Query the AI engines. Ask them to describe your product, recommend in your category, compare you to alternatives. Record exactly what comes back.

Map the delta.

The Delta Map
Dimension Sales Says AI Says Gap
Value prop Exact language from calls that close What the AI actually attributes to you Specificity lost
Differentiator The line that wins deals Often missing entirely Invisible
Objection reframe The answer that converts skeptics Not present in any form Complete absence
Use case framing Buyer's own language, mirrored back Category language, generic Audience mismatch
Competitive position Sharp, earned through live comparison Vague, sometimes incorrect Dangerous
Every row where the sales column is sharper than the AI column is a citation left on the table.

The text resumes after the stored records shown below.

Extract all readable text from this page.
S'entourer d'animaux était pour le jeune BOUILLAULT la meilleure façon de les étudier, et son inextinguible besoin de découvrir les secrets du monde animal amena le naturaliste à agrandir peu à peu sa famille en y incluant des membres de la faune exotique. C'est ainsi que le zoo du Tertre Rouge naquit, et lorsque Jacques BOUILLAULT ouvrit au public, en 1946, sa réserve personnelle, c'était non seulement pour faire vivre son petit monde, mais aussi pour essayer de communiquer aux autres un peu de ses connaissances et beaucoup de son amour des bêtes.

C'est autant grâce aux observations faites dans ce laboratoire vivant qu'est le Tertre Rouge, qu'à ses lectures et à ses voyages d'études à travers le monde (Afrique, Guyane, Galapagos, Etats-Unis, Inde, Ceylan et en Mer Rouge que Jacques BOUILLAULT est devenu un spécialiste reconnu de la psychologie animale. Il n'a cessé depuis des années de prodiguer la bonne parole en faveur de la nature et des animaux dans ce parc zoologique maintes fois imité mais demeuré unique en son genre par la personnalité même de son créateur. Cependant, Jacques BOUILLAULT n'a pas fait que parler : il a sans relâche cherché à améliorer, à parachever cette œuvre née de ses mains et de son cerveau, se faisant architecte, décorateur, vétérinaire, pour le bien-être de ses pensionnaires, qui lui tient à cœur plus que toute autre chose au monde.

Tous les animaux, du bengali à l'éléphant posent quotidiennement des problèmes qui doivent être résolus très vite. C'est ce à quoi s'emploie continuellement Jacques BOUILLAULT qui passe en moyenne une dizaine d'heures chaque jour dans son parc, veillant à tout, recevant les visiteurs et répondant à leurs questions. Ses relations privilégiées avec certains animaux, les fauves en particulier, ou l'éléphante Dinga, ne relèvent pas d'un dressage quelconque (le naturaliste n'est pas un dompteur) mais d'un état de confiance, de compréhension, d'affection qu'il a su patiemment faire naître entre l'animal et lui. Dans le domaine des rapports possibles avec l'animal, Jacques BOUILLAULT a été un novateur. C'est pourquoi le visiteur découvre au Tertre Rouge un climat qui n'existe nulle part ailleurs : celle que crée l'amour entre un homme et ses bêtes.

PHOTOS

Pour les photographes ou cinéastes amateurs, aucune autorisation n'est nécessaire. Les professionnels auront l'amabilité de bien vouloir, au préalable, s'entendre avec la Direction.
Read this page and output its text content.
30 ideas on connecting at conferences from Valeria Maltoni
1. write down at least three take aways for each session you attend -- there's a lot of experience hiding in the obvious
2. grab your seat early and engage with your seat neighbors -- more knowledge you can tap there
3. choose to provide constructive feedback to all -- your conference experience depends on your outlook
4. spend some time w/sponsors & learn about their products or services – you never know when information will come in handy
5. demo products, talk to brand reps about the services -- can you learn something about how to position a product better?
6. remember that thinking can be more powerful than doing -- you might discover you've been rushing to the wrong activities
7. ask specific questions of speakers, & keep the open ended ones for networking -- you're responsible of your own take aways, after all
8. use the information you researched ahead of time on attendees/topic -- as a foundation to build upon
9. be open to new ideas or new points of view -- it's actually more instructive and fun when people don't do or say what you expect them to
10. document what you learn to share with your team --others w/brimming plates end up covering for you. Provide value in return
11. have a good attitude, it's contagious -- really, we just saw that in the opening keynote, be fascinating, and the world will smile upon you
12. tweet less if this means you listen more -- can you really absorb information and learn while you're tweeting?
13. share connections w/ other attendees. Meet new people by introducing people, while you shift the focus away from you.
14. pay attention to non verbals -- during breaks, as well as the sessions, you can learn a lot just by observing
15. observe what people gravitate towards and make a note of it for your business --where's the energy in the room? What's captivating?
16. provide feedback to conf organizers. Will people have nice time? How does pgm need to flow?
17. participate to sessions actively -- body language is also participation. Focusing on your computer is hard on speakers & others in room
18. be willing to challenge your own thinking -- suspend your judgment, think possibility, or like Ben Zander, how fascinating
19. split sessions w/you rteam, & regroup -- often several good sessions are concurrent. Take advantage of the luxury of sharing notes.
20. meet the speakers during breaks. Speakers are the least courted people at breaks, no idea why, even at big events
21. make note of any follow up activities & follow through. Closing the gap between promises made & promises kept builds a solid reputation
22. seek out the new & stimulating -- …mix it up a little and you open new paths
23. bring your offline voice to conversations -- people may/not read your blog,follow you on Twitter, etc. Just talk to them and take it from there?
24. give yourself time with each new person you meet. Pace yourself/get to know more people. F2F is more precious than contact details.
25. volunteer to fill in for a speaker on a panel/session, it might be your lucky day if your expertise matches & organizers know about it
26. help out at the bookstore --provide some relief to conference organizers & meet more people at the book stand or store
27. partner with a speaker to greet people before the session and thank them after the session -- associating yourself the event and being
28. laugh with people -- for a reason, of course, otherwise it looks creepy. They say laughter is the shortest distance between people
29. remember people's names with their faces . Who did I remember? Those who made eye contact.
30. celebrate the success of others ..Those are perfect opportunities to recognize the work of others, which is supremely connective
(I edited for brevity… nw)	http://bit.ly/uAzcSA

We've run this audit across B2B industrial, SaaS, and professional services companies. The gaps range from cosmetic — slight differences in emphasis — to catastrophic, where the AI describes a company's core differentiator as belonging to their competitor. The pattern is consistent: the further the web narrative has drifted from the sales narrative, the worse the AI representation.

The gap isn't subjective. It's auditable. And it's closable — once you see it, you can't unsee it.

Close

Your best rep knows exactly how to describe your product. She's been refining it for years — through objections, through losses, through the slow pressure of a thousand conversations that taught her what works.

That language is the best copy your company has. It's alive, it's distributed across your team, and it's invisible to every AI engine on the planet.

The machine is quoting the frozen version. Your sales team knows better.

Close the gap — or the AI will keep saying what you used to say, not what you've learned to say.